Clusters kunnen duizenden sterrenstelsels bevatten. Tussen de sterrenstelsels bevindt zich het zogeheten intraclustermedium. Dat hete gas heeft meer massa dan de sterrenstelsels zelf. De aanwezigheid van heet gas in clusters-in-wording wordt al meer dan tien jaar door kosmologische simulaties voorspeld, maar waarnemingen die de voorspelling konden bevestigen, ontbraken.
Onderzoek onder leiding van Luca di Mascolo (Universiteit van Triëst, Italië) aan de Spinnenweb-protocluster laat nu duidelijk zien dat er heet gas tussen de sterrenstelsels moet zijn. De Spinnenwebcluster bevindt zich op meer dan 10 miljard lichtjaar van de aarde in het heelal dat toen slechts 3 miljard jaar jong was.
Tekst gaat verder na video.
Met behulp van ALMA hebben astronomen een groot reservoir van heet gas ontdekt in een zich nog vormende cluster van sterrenstelsels. (c) ESO [YouTube | diverse formaten]

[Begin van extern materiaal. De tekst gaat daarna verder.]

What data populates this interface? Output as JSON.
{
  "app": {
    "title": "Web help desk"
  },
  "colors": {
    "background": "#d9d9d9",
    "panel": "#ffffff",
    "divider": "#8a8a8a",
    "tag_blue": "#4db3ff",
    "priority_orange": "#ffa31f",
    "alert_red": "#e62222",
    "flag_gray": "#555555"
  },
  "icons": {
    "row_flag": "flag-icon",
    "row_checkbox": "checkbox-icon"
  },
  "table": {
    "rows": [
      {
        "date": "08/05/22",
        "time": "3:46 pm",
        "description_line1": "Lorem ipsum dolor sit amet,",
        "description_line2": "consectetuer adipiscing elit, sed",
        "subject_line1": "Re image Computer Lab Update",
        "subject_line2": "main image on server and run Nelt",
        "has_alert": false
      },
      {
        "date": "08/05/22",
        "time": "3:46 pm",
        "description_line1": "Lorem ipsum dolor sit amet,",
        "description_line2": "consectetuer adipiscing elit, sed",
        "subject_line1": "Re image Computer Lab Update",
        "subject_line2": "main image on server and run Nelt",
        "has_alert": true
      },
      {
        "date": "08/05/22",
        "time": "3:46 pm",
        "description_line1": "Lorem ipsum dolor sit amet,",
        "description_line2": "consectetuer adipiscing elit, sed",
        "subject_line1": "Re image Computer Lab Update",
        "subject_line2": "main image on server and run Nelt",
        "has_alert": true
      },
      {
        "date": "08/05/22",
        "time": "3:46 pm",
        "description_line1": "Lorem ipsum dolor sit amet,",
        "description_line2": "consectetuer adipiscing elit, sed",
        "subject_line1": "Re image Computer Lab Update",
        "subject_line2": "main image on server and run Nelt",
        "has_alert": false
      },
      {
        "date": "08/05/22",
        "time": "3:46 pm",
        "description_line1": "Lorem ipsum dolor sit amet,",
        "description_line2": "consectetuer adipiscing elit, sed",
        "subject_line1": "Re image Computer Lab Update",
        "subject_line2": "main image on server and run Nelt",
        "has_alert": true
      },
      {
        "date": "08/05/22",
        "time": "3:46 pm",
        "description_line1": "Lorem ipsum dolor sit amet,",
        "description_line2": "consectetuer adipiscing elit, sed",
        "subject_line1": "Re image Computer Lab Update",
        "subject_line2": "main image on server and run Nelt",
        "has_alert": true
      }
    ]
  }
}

Schaduw verklapt massa en vorm
De sterrenkundigen ontdekten het intraclustermedium via het zogeheten thermische Soenjajev-Zeldovitsj-effect. Dit effect treedt op wanneer licht van de kosmische achtergrondstraling – de reststraling van de oerknal – door het intraclustermedium gaat. Bij de wisselwerking met de snel bewegende elektronen in het hete gas wint dit licht een beetje energie en verandert het enigszins van kleur oftewel golflengte. Bij bepaalde golflengten werpt een cluster van sterrenstelsels daardoor een soort schaduw over de kosmische achtergrondstraling.
Door deze schaduwen te meten met behulp van de telescopen van het ALMA-observatorium, konden de astronomen niet alleen het bestaan van het hete gas afleiden, maar ook de massa schatten en de vorm in kaart brengen.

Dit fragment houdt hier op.